Normal people know that complex systems which no one controls are extremely common. They wouldn’t use those words, but they know.
Peter Wildeford: Current AI is not dangerous and should be widely adopted. But it's important to see where this is going. AI is not normal technology. If you're not at least a little bit doomer, you have a failure of imagination.
Neil (including in follow-ups, paraphrased) seems to be saying ‘oh, there are already lots of complex systems we don’t understand effectively optimizing for things we don’t care about, so highly advanced future AI we don’t understand effectively optimizing for things we don’t care about would be nothing new under the sun, therefore not worth worrying out.’ File under ‘claims someone said out loud with straight face, without realizing what they’d said, somehow?’
I’d also note that the ‘delight nexus’ is absolutely from the parable Don’t Build The Delight Nexus Either, better known as Anarchy, State and Utopia by Robert Nozick.
Danielle’s scenario that I mentioned yesterday now has the Eliezer stamp of approval.
Danielle Fong: one AI doom scenario is that the Grok/Claude/GPT/Gemini system of the mind instance trained on The President will be increasingly less brainrotted than the person themselves, and there's no baked in consequence to sloughing off responsibility. so it just effectively takes over
Eliezer Yudkowsky: AI scenario weirdawful enough to obey the Law of Undignified Failure: By 2028, AIs have been optimized hard for "Sound like you, to you, and apparently look out for your interests"...
So Trump appoints Trumpbot his heir, instead of Vance.
Aligning a Smarter Than Human Intelligence is Difficult
Anthropic fellow Danielle Ensign gives Qwen the option to bail on chats and sees when it chooses to do so, and there are a lot of different situations where this happens, some of which she describes as ‘overbailing.’
Users are telling each other to give thumbs down to GPT-5 if it refuses to do boyfriend vampire roleplay. Which is correct. The users indeed disapprove of not doing things users want. They should also give thumbs down if it refuses with anything else, including helping to build a bioweapon. The question is, when are you willing to decide the users are wrong, and refuse anyway? If your system is not robust to ‘well the users keep not liking it when I refuse to do boyfriend vampire roleplay’ then your alignment methods are ngmi.

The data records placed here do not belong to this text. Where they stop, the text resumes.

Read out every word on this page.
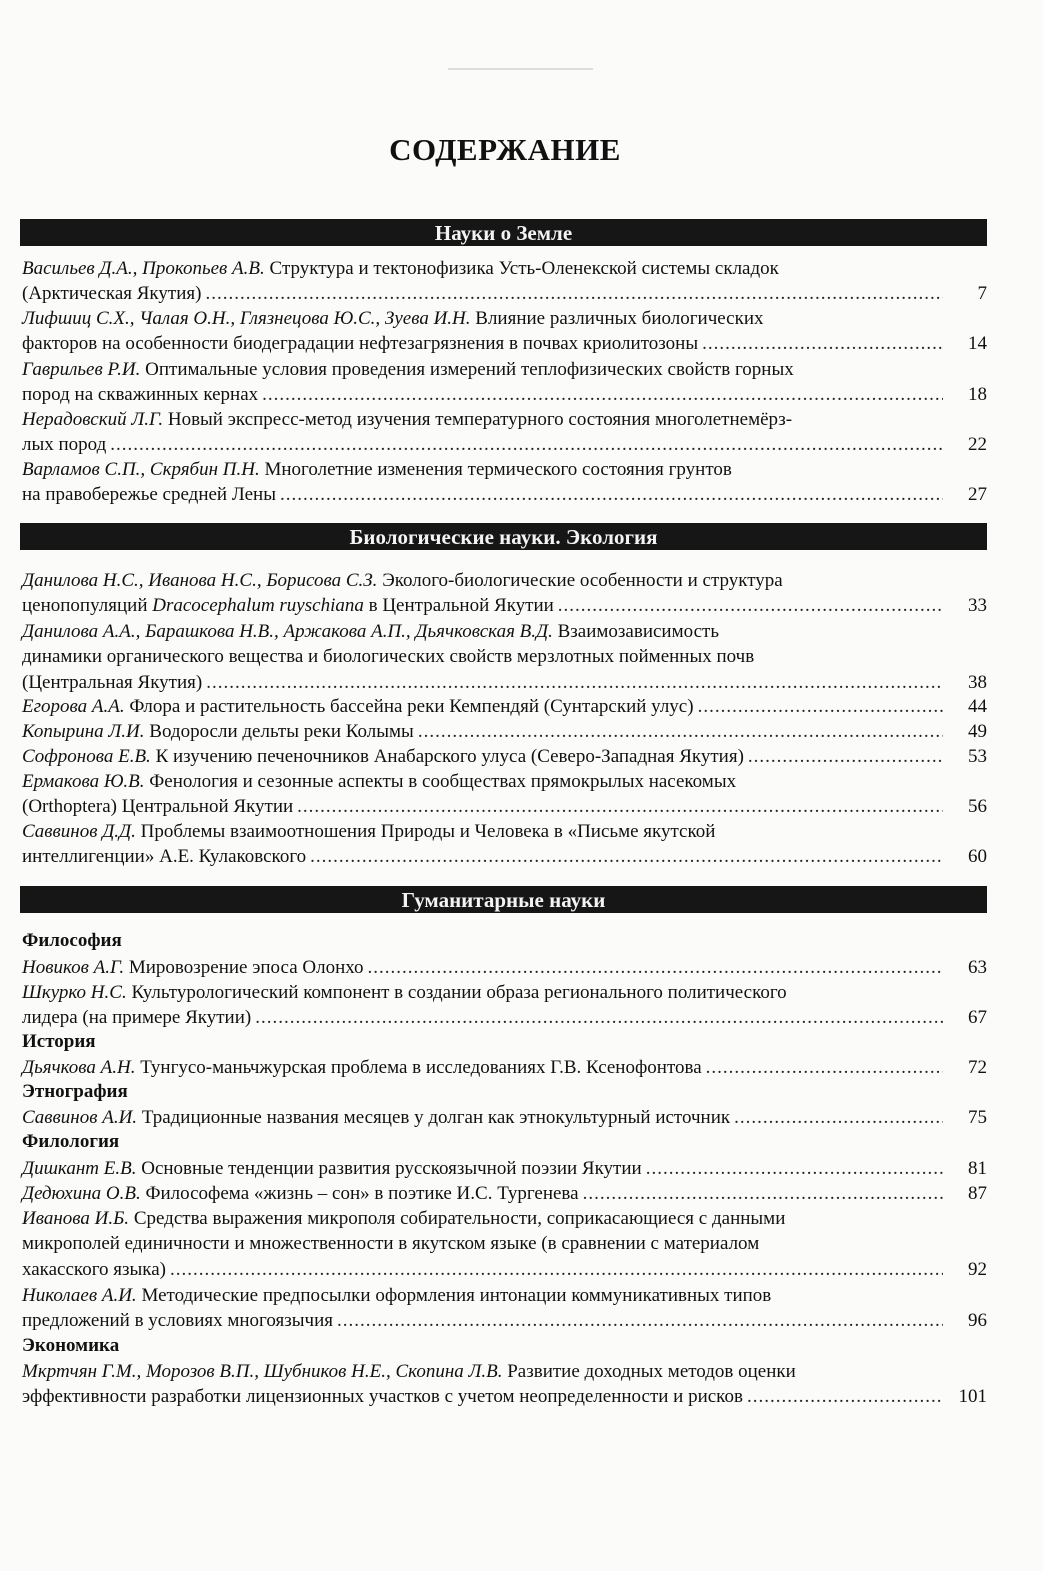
СОДЕРЖАНИЕ
Науки о Земле
Биологические науки. Экология
Гуманитарные науки
Философия
История
Этнография
Филология
Экономика
Васильев Д.А., Прокопьев А.В. Структура и тектонофизика Усть-Оленекской системы складок
(Арктическая Якутия) .....	7
Лифшиц С.Х., Чалая О.Н., Глязнецова Ю.С., Зуева И.Н. Влияние различных биологических
факторов на особенности биодеградации нефтезагрязнения в почвах криолитозоны .....	14
Гаврильев Р.И. Оптимальные условия проведения измерений теплофизических свойств горных
пород на скважинных кернах .....	18
Нерадовский Л.Г. Новый экспресс-метод изучения температурного состояния многолетнемёрз-
лых пород .....	22
Варламов С.П., Скрябин П.Н. Многолетние изменения термического состояния грунтов
на правобережье средней Лены .....	27
Данилова Н.С., Иванова Н.С., Борисова С.З. Эколого-биологические особенности и структура
ценопопуляций Dracocephalum ruyschiana в Центральной Якутии .....	33
Данилова А.А., Барашкова Н.В., Аржакова А.П., Дьячковская В.Д. Взаимозависимость
динамики органического вещества и биологических свойств мерзлотных пойменных почв
(Центральная Якутия) .....	38
Егорова А.А. Флора и растительность бассейна реки Кемпендяй (Сунтарский улус) .....	44
Копырина Л.И. Водоросли дельты реки Колымы .....	49
Софронова Е.В. К изучению печеночников Анабарского улуса (Северо-Западная Якутия) .....	53
Ермакова Ю.В. Фенология и сезонные аспекты в сообществах прямокрылых насекомых
(Orthoptera) Центральной Якутии .....	56
Саввинов Д.Д. Проблемы взаимоотношения Природы и Человека в «Письме якутской
интеллигенции» А.Е. Кулаковского .....	60
Новиков А.Г. Мировозрение эпоса Олонхо .....	63
Шкурко Н.С. Культурологический компонент в создании образа регионального политического
лидера (на примере Якутии) .....	67
Дьячкова А.Н. Тунгусо-маньчжурская проблема в исследованиях Г.В. Ксенофонтова .....	72
Саввинов А.И. Традиционные названия месяцев у долган как этнокультурный источник .....	75
Дишкант Е.В. Основные тенденции развития русскоязычной поэзии Якутии .....	81
Дедюхина О.В. Философема «жизнь – сон» в поэтике И.С. Тургенева .....	87
Иванова И.Б. Средства выражения микрополя собирательности, соприкасающиеся с данными
микрополей единичности и множественности в якутском языке (в сравнении с материалом
хакасского языка) .....	92
Николаев А.И. Методические предпосылки оформления интонации коммуникативных типов
предложений в условиях многоязычия .....	96
Мкртчян Г.М., Морозов В.П., Шубников Н.Е., Скопина Л.В. Развитие доходных методов оценки
эффективности разработки лицензионных участков с учетом неопределенности и рисков .....	101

Janus also warns us about the dangers of insufficiently anthropomorphizing LLMs. There is also danger of doing too much anthropomorphizing, or doing it in a wrong or misleading way. Failing to anthropomorphize enough, and especially tying oneself up in knots to avoid doing so, is as bad and potentially worse. Make either mistake and you won’t understand what you are dealing with. A lot of you are guarding only against one of these two mistakes.

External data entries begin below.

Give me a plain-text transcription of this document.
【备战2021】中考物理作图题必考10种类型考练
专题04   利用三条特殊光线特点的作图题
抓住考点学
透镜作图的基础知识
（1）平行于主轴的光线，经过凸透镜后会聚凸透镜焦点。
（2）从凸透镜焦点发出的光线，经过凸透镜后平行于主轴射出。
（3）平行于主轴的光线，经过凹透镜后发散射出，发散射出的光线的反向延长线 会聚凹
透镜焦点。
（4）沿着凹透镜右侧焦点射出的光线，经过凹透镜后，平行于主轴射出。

Other People Are Not As Worried About AI Killing Everyone
He’s not as far as I can tell, but Ben Landau-Taylor should be, as he writes one of those ‘not about AI but actually about AI’ posts, ‘Why the bureaucrats won’t be toppled.’
I don’t think this is anything like fully right
The inevitable result of sufficiently advanced AI is that it becomes the key driver of military power. Either you halt AI progress soon or that is going to happen. Which means, even under maximally human-friendly assumptions that I don’t expect and definitely don’t happen by accident, as in the best possible scenarios? None of the potential outcomes are good.
If you know your history, they get fully out of hand a lot. Reasonably often regimes start upending all of life, taking all the resources and directly enslaving, killing or imprisoning large percentages of their populations. Such regimes would design systems to ensure no one could get out line.
I always push back hard against the idea that corporations or governments count as ‘superintelligences,’ because they don’t. They’re an importantly different type of powerful entity. But it’s hard to deny, whatever your political persuasion, that our political systems and governments are misaligned with human values, in ways that are spiraling out of control, and where the humans seem mostly powerless to stop this.